The voted Wednesday night not to rescind the contract for Superintendent LeRoy Seitz after board attorney Mark A. Tabakin announced that the State Attorney General's Office had requested an extension to respond to the board's lawsuit.
Wednesday was the board's initial deadline to rescind the contract under orders from Morris County Superintendent Kathleen Serafino. She informed the board in a Nov. 22 letter that she had not authorized the contract, which the board approved on Nov. 9. Last week, the board filed suit against the state, challenging its authority to negate the contract, which exceeds Gov.
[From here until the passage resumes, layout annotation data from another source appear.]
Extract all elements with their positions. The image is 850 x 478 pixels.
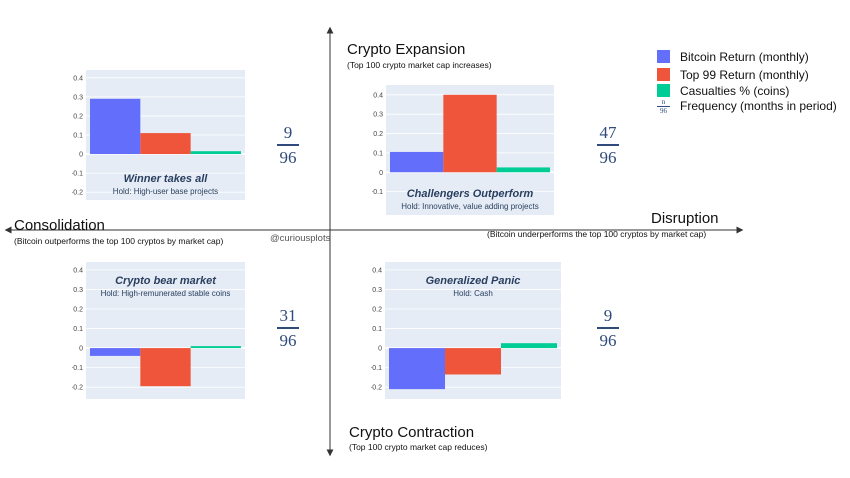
legend-frequency-fraction: n 96 bbox=[657, 98, 670, 115]
legend-frequency-label: Frequency (months in period) bbox=[680, 99, 837, 113]
y-tick-label: 0.1 bbox=[73, 133, 83, 140]
chart-subtitle: Hold: High-remunerated stable coins bbox=[101, 289, 231, 298]
y-tick-label: −0.2 bbox=[72, 385, 83, 392]
frequency-bottom-right: 9 96 bbox=[588, 306, 628, 351]
bar-casualties bbox=[501, 343, 557, 349]
bar-casualties bbox=[496, 167, 550, 173]
watermark: @curiousplots bbox=[270, 233, 331, 244]
frequency-denominator: 96 bbox=[279, 147, 297, 167]
frequency-numerator: 9 bbox=[283, 123, 293, 142]
frequency-numerator: 31 bbox=[279, 306, 297, 325]
legend-item-top99: Top 99 Return (monthly) bbox=[657, 68, 809, 82]
axis-bottom-title: Crypto Contraction bbox=[349, 424, 475, 441]
y-tick-label: 0.2 bbox=[73, 113, 83, 120]
y-tick-label: 0 bbox=[379, 170, 383, 177]
legend-label: Bitcoin Return bbox=[680, 50, 756, 64]
chart-subtitle: Hold: Innovative, value adding projects bbox=[401, 202, 538, 211]
frequency-top-left: 9 96 bbox=[268, 123, 308, 168]
y-tick-label: 0.1 bbox=[373, 150, 383, 157]
y-tick-label: −0.1 bbox=[372, 189, 383, 196]
bar-bitcoin-return bbox=[90, 98, 141, 155]
legend-label: Top 99 Return bbox=[680, 68, 756, 82]
axis-left-title: Consolidation bbox=[14, 217, 105, 234]
y-tick-label: 0.2 bbox=[372, 307, 382, 314]
frequency-bottom-left: 31 96 bbox=[268, 306, 308, 351]
frequency-denominator: 96 bbox=[599, 330, 617, 350]
y-tick-label: 0.3 bbox=[73, 287, 83, 294]
y-tick-label: −0.1 bbox=[371, 365, 382, 372]
bar-bitcoin-return bbox=[389, 348, 445, 390]
chart-title: Crypto bear market bbox=[115, 275, 217, 287]
y-tick-label: 0.3 bbox=[372, 287, 382, 294]
chart-title: Challengers Outperform bbox=[407, 188, 534, 200]
frequency-denominator: 96 bbox=[599, 147, 617, 167]
axis-top-title: Crypto Expansion bbox=[347, 41, 466, 58]
chart-subtitle: Hold: Cash bbox=[453, 289, 493, 298]
bar-casualties bbox=[190, 346, 241, 349]
y-tick-label: 0 bbox=[378, 346, 382, 353]
legend-item-bitcoin: Bitcoin Return (monthly) bbox=[657, 50, 809, 64]
y-tick-label: 0.4 bbox=[73, 267, 83, 274]
legend-label: Casualties % bbox=[680, 84, 751, 98]
legend-frequency-den: 96 bbox=[660, 107, 667, 115]
legend-note: (coins) bbox=[753, 84, 790, 98]
frequency-top-right: 47 96 bbox=[588, 123, 628, 168]
y-tick-label: 0.4 bbox=[373, 92, 383, 99]
y-tick-label: 0.1 bbox=[73, 326, 83, 333]
bar-top99-return bbox=[445, 348, 501, 375]
y-tick-label: 0.4 bbox=[73, 75, 83, 82]
axis-bottom-subtitle: (Top 100 crypto market cap reduces) bbox=[349, 442, 488, 452]
legend-note: (monthly) bbox=[758, 50, 809, 64]
y-tick-label: 0 bbox=[79, 152, 83, 159]
y-tick-label: 0.1 bbox=[372, 326, 382, 333]
bar-top99-return bbox=[443, 94, 497, 173]
y-tick-label: 0.4 bbox=[372, 267, 382, 274]
legend-item-frequency: n 96 Frequency (months in period) bbox=[657, 98, 837, 115]
chart-title: Winner takes all bbox=[124, 173, 209, 185]
legend-frequency-num: n bbox=[657, 98, 670, 107]
legend-swatch bbox=[657, 68, 670, 81]
bar-top99-return bbox=[140, 133, 191, 155]
chart-challengers-outperform: 0.4 0.3 0.2 0.1 0 −0.1 Challengers Outperform H… bbox=[372, 85, 554, 215]
legend-swatch bbox=[657, 50, 670, 63]
legend-swatch bbox=[657, 84, 670, 97]
y-tick-label: −0.2 bbox=[72, 190, 83, 197]
legend-item-casualties: Casualties % (coins) bbox=[657, 84, 789, 98]
bar-bitcoin-return bbox=[90, 348, 141, 356]
chart-crypto-bear-market: 0.4 0.3 0.2 0.1 0 −0.1 −0.2 Crypto bear market H… bbox=[72, 262, 245, 399]
y-tick-label: 0.3 bbox=[73, 94, 83, 101]
y-tick-label: 0.2 bbox=[373, 131, 383, 138]
y-tick-label: −0.1 bbox=[72, 171, 83, 178]
bar-top99-return bbox=[140, 348, 191, 387]
frequency-numerator: 9 bbox=[603, 306, 613, 325]
legend-note: (monthly) bbox=[758, 68, 809, 82]
y-tick-label: −0.2 bbox=[371, 385, 382, 392]
bar-bitcoin-return bbox=[390, 151, 444, 173]
y-tick-label: 0.3 bbox=[373, 112, 383, 119]
frequency-numerator: 47 bbox=[599, 123, 617, 142]
y-tick-label: 0.2 bbox=[73, 307, 83, 314]
y-tick-label: 0 bbox=[79, 346, 83, 353]
chart-subtitle: Hold: High-user base projects bbox=[113, 187, 218, 196]
axis-top-subtitle: (Top 100 crypto market cap increases) bbox=[347, 60, 492, 70]
y-tick-label: −0.1 bbox=[72, 365, 83, 372]
chart-winner-takes-all: 0.4 0.3 0.2 0.1 0 −0.1 −0.2 Winner takes all Hol… bbox=[72, 70, 245, 200]
chart-generalized-panic: 0.4 0.3 0.2 0.1 0 −0.1 −0.2 Generalized Panic Ho… bbox=[371, 262, 561, 399]
frequency-denominator: 96 bbox=[279, 330, 297, 350]
chart-title: Generalized Panic bbox=[426, 275, 521, 287]
axis-right-title: Disruption bbox=[651, 210, 719, 227]
bar-casualties bbox=[190, 151, 241, 155]
axis-right-subtitle: (Bitcoin underperforms the top 100 crypt… bbox=[487, 229, 707, 239]
axis-left-subtitle: (Bitcoin outperforms the top 100 cryptos… bbox=[14, 236, 224, 246]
Chris Christie's proposed salary cap of $175,000 for school administrators.
After the board's vote, BOE member Michael Strumolo announced that Christie, who has repeatedly denounced Seitz as a "poster boy for greed and arrogance,'' would visit the township Friday afternoon.
Strumolo, who has spoken out against the contract, but abstained from Wednesday night's vote, said he had invited Christie to Parsippany. Christie will come for a "town meeting'' style appearance at the Morris County Police and Fire Training Academy, according to Strumolo.
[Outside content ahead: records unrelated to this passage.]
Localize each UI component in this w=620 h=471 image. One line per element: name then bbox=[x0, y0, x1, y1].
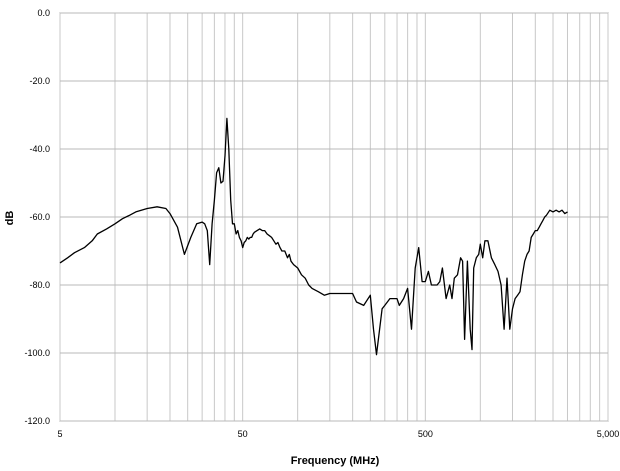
y-tick-label: -20.0 bbox=[29, 76, 50, 86]
y-tick-label: -100.0 bbox=[24, 348, 50, 358]
x-axis-title: Frequency (MHz) bbox=[291, 455, 380, 467]
x-tick-label: 5,000 bbox=[597, 429, 620, 439]
x-tick-label: 50 bbox=[238, 429, 248, 439]
chart-grid bbox=[59, 12, 609, 422]
y-tick-label: -60.0 bbox=[29, 212, 50, 222]
x-tick-label: 5 bbox=[57, 429, 62, 439]
y-tick-label: 0.0 bbox=[37, 8, 50, 18]
y-axis-ticks: 0.0 -20.0 -40.0 -60.0 -80.0 -100.0 -120.0 bbox=[24, 8, 50, 426]
x-axis-ticks: 5 50 500 5,000 bbox=[57, 429, 619, 439]
y-tick-label: -40.0 bbox=[29, 144, 50, 154]
x-tick-label: 500 bbox=[418, 429, 433, 439]
series-group bbox=[59, 117, 568, 356]
series-line bbox=[59, 117, 568, 356]
y-tick-label: -80.0 bbox=[29, 280, 50, 290]
y-tick-label: -120.0 bbox=[24, 416, 50, 426]
y-axis-title: dB bbox=[4, 211, 16, 226]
"I'm going to ask the governor, either personally or on the floor, 'Are you going to invoke executive privelege and freeze all these contracts?''' Strumolo told Patch Thursday morning, referring not only to Seitz's contract but to all recent school superintendent contracts that exceed Christie's cap proposal
Calls to Christie's office to confirm the visit where not immediately returned Thursday morning.
Strumolo said the best course for the the board right now will be to wait and see what the state—and possibly Christie's—response will be. "We're asking all parties to sit still,'' he said.
Two members who voted to rescind the contract Wednesday night were Robert Crawford, another vocal critic of Seitz's salary hike, and Fran Orthwein, who initially voted to approve the contract, but expressed concern at last week's board meeting that the state could withold funding if Parsippany defies Serafino's directive. Last week, she voted to rescind the contract, along with board members Louis Valori, Strumolo and Crawford.
Valori also abstained from Wednesday night's vote. Like Orthwein, he initially voted to approve the contract, but voiced questions last week about the risk of losing state aid and the decision to spend money on a lawsuit.
The controversial contract would raise Seitz's salary from $212,000 to $216,000 this year and $234,000 by 2015. According to the board, Serafino initially approved the contract in an e-mail but didn't sign it.
Serafino claimed in a Nov. 22 letter to the board that the contract was not officially approved. Crawford read the letter aloud at Wednesday night's meeting.
Other board members have defended their decision, citing Seitz's achievements in the district, such as higher standardized test scores and a dramatic upgrade of the district's technology. They also cited the 7 percent cut in overall compensation he accepted under the contract, including a reduction in what he pays for health insurance.
Board member Andrew Choffo, who has recused himself from all contract votes because his wife works for the schools, pointed out that under Christie's proposal, Seitz could be entitled to a merit pay hike of up to 15 percent of $175,000 and another 5 percent increase because the district has two high schools.
Given that, he claimed, Seitz's present salary of $216,000 puts him only one percent over the cap.